Notes: Dean Wareham @ Roxy Theatre, June 19, 2014
Recently relocated from New York, the city with which he’s been long identified, to take up residence here in the Hills, Dean Wareham seemed at ease on stage with an mild though attentive L.A. audience at the Roxy last Thursday. Looking like someone’s cool dad (which he is) just slightly rumpled in a casual stripped polo shirt and dark framed glasses and hair sprouting perhaps a slightly lesser amount of his usual poof, he gives off an air between bookishness (he is after all an author) and rocker cool (he does after all have a shiny Les Paul).
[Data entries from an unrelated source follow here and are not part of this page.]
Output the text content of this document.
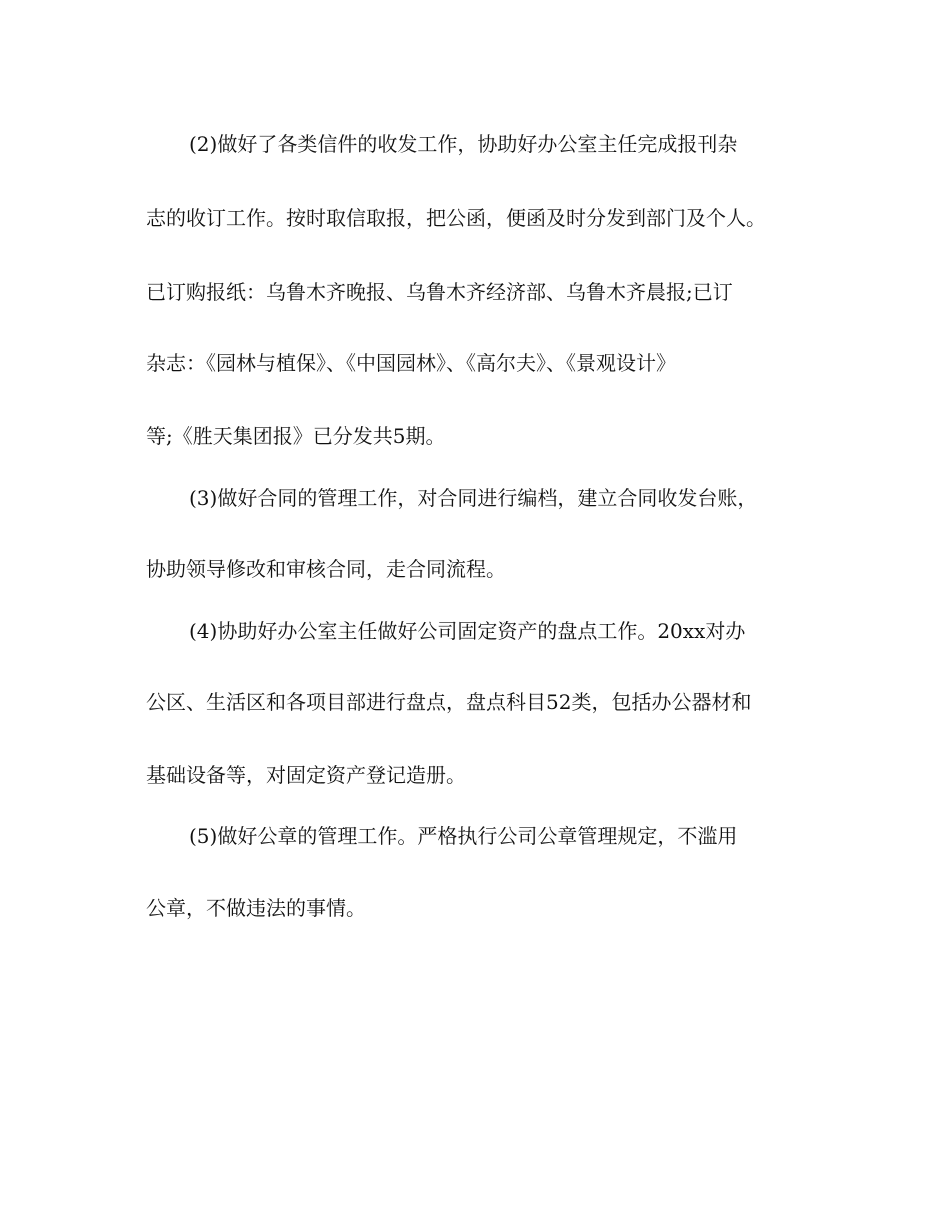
(2)做好了各类信件的收发工作，协助好办公室主任完成报刊杂
志的收订工作。按时取信取报，把公函，便函及时分发到部门及个人。
已订购报纸：乌鲁木齐晚报、乌鲁木齐经济部、乌鲁木齐晨报;已订
杂志：《园林与植保》、《中国园林》、《高尔夫》、《景观设计》
等;《胜天集团报》已分发共5期。
(3)做好合同的管理工作，对合同进行编档，建立合同收发台账，
协助领导修改和审核合同，走合同流程。
(4)协助好办公室主任做好公司固定资产的盘点工作。20xx对办
公区、生活区和各项目部进行盘点，盘点科目52类，包括办公器材和
基础设备等，对固定资产登记造册。
(5)做好公章的管理工作。严格执行公司公章管理规定，不滥用
公章，不做违法的事情。
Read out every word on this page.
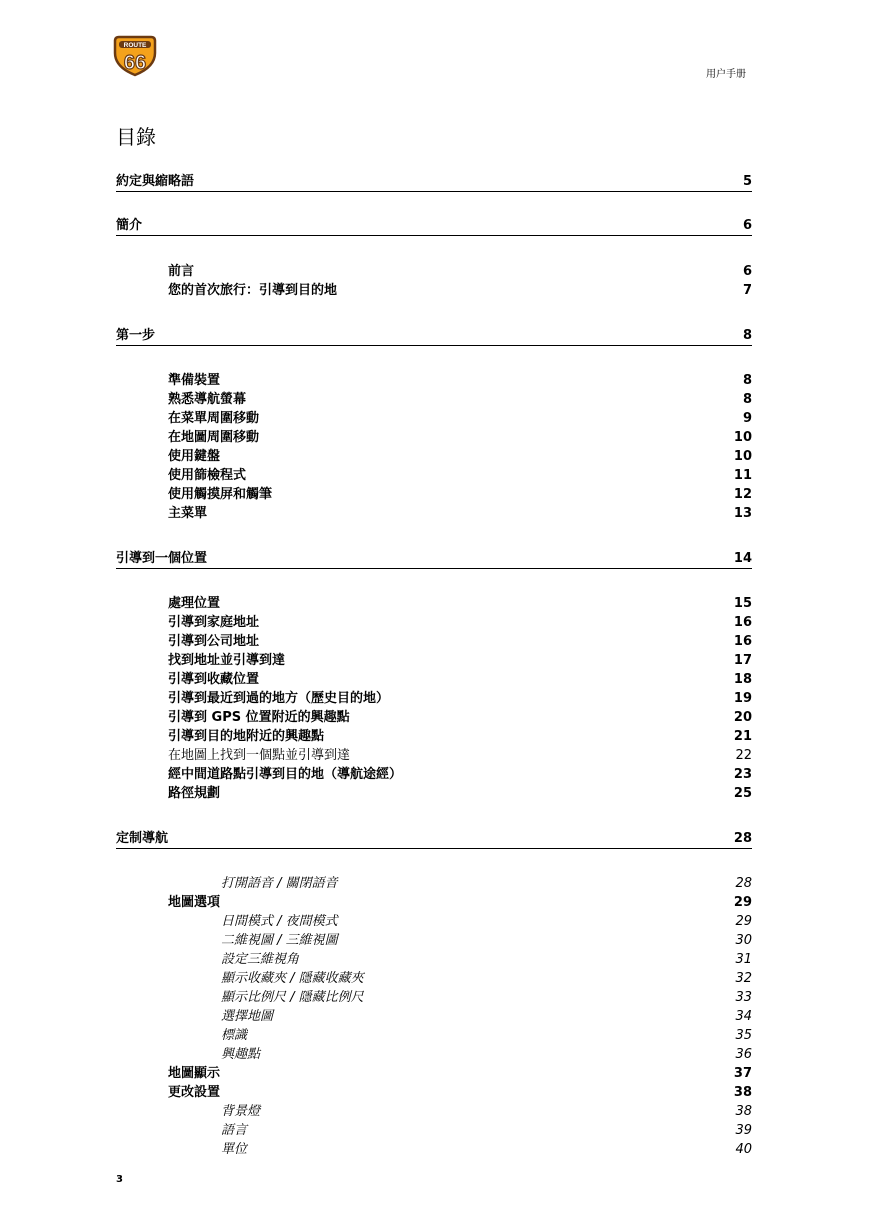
ROUTE
66
用户手册
目錄
約定與縮略語	5
簡介	6
前言	6
您的首次旅行：引導到目的地	7
第一步	8
準備裝置	8
熟悉導航螢幕	8
在菜單周圍移動	9
在地圖周圍移動	10
使用鍵盤	10
使用篩檢程式	11
使用觸摸屏和觸筆	12
主菜單	13
引導到一個位置	14
處理位置	15
引導到家庭地址	16
引導到公司地址	16
找到地址並引導到達	17
引導到收藏位置	18
引導到最近到過的地方（歷史目的地）	19
引導到 GPS 位置附近的興趣點	20
引導到目的地附近的興趣點	21
在地圖上找到一個點並引導到達	22
經中間道路點引導到目的地（導航途經）	23
路徑規劃	25
定制導航	28
打開語音 / 關閉語音	28
地圖選項	29
日間模式 / 夜間模式	29
二維視圖 / 三維視圖	30
設定三維視角	31
顯示收藏夾 / 隱藏收藏夾	32
顯示比例尺 / 隱藏比例尺	33
選擇地圖	34
標識	35
興趣點	36
地圖顯示	37
更改設置	38
背景燈	38
語言	39
單位	40
3
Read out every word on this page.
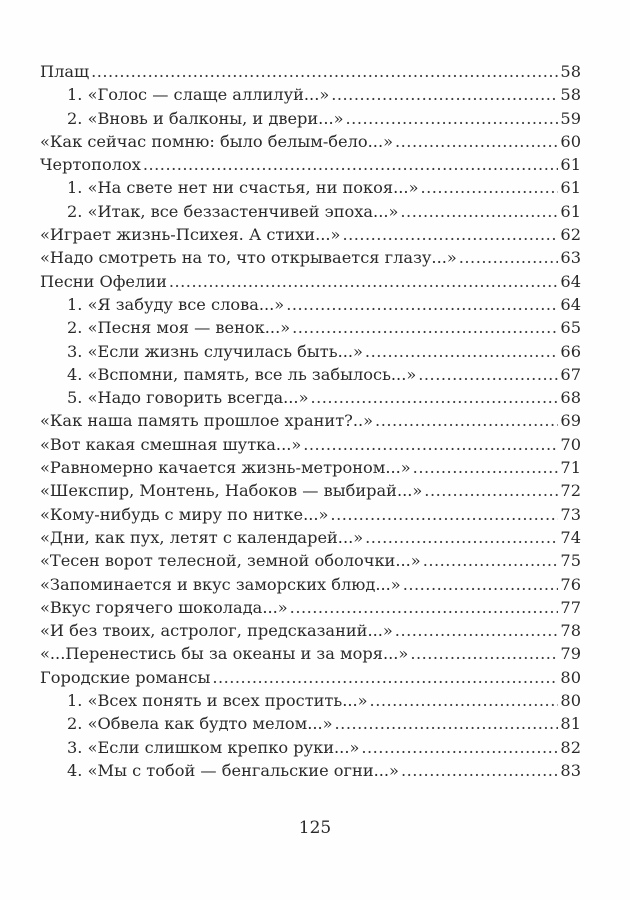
Плащ .....	58
1. «Голос — слаще аллилуй...» .....	58
2. «Вновь и балконы, и двери...» .....	59
«Как сейчас помню: было белым-бело...» .....	60
Чертополох .....	61
1. «На свете нет ни счастья, ни покоя...» .....	61
2. «Итак, все беззастенчивей эпоха...» .....	61
«Играет жизнь-Психея. А стихи...» .....	62
«Надо смотреть на то, что открывается глазу...» .....	63
Песни Офелии .....	64
1. «Я забуду все слова...» .....	64
2. «Песня моя — венок...» .....	65
3. «Если жизнь случилась быть...» .....	66
4. «Вспомни, память, все ль забылось...» .....	67
5. «Надо говорить всегда...» .....	68
«Как наша память прошлое хранит?..» .....	69
«Вот какая смешная шутка...» .....	70
«Равномерно качается жизнь-метроном...» .....	71
«Шекспир, Монтень, Набоков — выбирай...» .....	72
«Кому-нибудь с миру по нитке...» .....	73
«Дни, как пух, летят с календарей...» .....	74
«Тесен ворот телесной, земной оболочки...» .....	75
«Запоминается и вкус заморских блюд...» .....	76
«Вкус горячего шоколада...» .....	77
«И без твоих, астролог, предсказаний...» .....	78
«...Перенестись бы за океаны и за моря...» .....	79
Городские романсы .....	80
1. «Всех понять и всех простить...» .....	80
2. «Обвела как будто мелом...» .....	81
3. «Если слишком крепко руки...» .....	82
4. «Мы с тобой — бенгальские огни...» .....	83
125
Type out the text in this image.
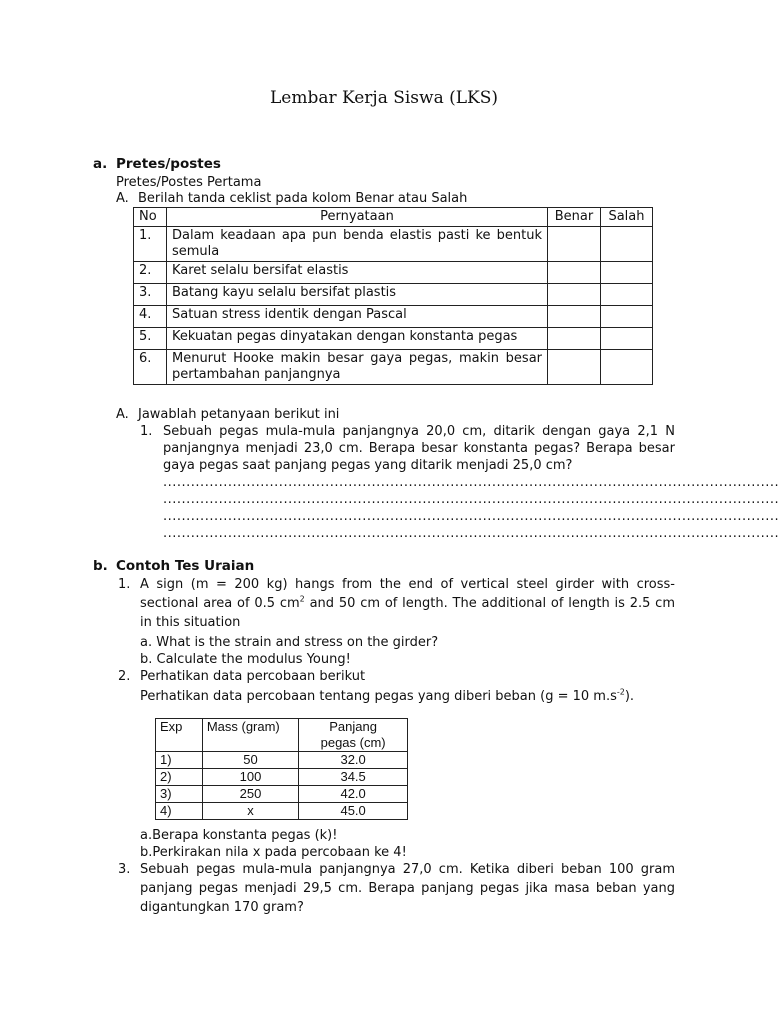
Lembar Kerja Siswa (LKS)
a. Pretes/postes
Pretes/Postes Pertama
A. Berilah tanda ceklist pada kolom Benar atau Salah
No	Pernyataan	Benar	Salah
1.	Dalam keadaan apa pun benda elastis pasti ke bentuk semula		
2.	Karet selalu bersifat elastis		
3.	Batang kayu selalu bersifat plastis		
4.	Satuan stress identik dengan Pascal		
5.	Kekuatan pegas dinyatakan dengan konstanta pegas		
6.	Menurut Hooke makin besar gaya pegas, makin besar pertambahan panjangnya		
A. Jawablah petanyaan berikut ini
1. Sebuah pegas mula-mula panjangnya 20,0 cm, ditarik dengan gaya 2,1 N panjangnya menjadi 23,0 cm. Berapa besar konstanta pegas? Berapa besar gaya pegas saat panjang pegas yang ditarik menjadi 25,0 cm?
.....................................................................................................................................
.....................................................................................................................................
.....................................................................................................................................
.....................................................................................................................................
b. Contoh Tes Uraian
1. A sign (m = 200 kg) hangs from the end of vertical steel girder with cross-sectional area of 0.5 $cm^2$ and 50 cm of length. The additional of length is 2.5 cm in this situation
a. What is the strain and stress on the girder?
b. Calculate the modulus Young!
2. Perhatikan data percobaan berikut
Perhatikan data percobaan tentang pegas yang diberi beban (g = 10 $m.s^{-2}$).
Exp	Mass (gram)	Panjang pegas (cm)
1)	50	32.0
2)	100	34.5
3)	250	42.0
4)	x	45.0
a.Berapa konstanta pegas (k)!
b.Perkirakan nila x pada percobaan ke 4!
3. Sebuah pegas mula-mula panjangnya 27,0 cm. Ketika diberi beban 100 gram panjang pegas menjadi 29,5 cm. Berapa panjang pegas jika masa beban yang digantungkan 170 gram?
He’s self effacing but you sense the confidence underneath it.
Despite the occasion of the new self titled solo record and last year’s e.p. — first ever sets released under his own full name in a musical career that spans four decades (similar to Ben Watt who also just released a self titled set at age 50 after a 30 year span) — the set featured a healthy chunk of Galaxie 500 classics along with a pair of Luna gems to much audible appreciation from the crowd. Ending the night with the prior’s cover of “Ceremony”, it is hard to think of a song that is as much identified by its cover version as its original recording.
On the current quick West Coast live jaunt, Wareham is backed by an able band of three: a familiar face, his partner in music and life, Britta on bass and occasional synth, alongside the slightly less familiar sights of Roger Brogan (playing with Spectrum) and Raymond Richards (Red Rockets Glare studio man) on drums and second guitar/synth, respectively.
Though the room sound was largely a murky mess (one loosened up fan yelling as much aloud to the room between songs, to which the sound man responded by cranking up the volume, completely missing the point) the band was in good form across a varied set that zigzagged from warm drone to mellow ballad to lock groove jams to noisy shoegaze. Now at 50, Wareham’s voice is still as expressive as ever with that constant tinge of plaintive knowing.
The new songs are a distillation of a long established sound – sparkly jangle, kaleidoscopic drone, mix of smooth and fiery lead solos, uptempo driving riffs, along with some newer jazzy textures and warm synths – on record, buffed to a high sheen by producer Jim James. Live, they sit perfectly in the set alongside Luna and Galaxie 500.
The fair sized was crowd a nice mix of the old guard and young upstarts recognizing the place Wareham occupies in the pantheon. One guy in the former group I had to double take on his ensemble, so perfectly Normcore – t-shirt tucked into denim shorts, Teva sandals, middle management haircut – that I suspected a put on. I decided he was the real deal and at some point even envied either the lack of self awareness or don’t-give-a-shitness.
Noting that it was 1997 the last time he played the Roxy (with Luna circa Pup Tent), besides making us all feel that much older, it reinforced sense that the recent revitalization of the Roxy’s booking is a welcome step toward recovering its past relevance. There’s still a bit of the worse aspects of the Sunset Blvd. mentality still hanging on – “VIP” sectioning of the room (of which admittedly I partook of to take a seat), overpriced beers, bouncers enforcing a clear walkway maybe a bit too zealously – but there’s a lot good in having Wareham in this part of town. Just up the block, the unruly 1OAK queue is spilling over onto the sidewalk and street, scantily- and douchily-clad human detritus snaking their way to bottle service. Two doors down, the block Wareham is still here, providing a reliable alternative to the madding crowd, after all these years.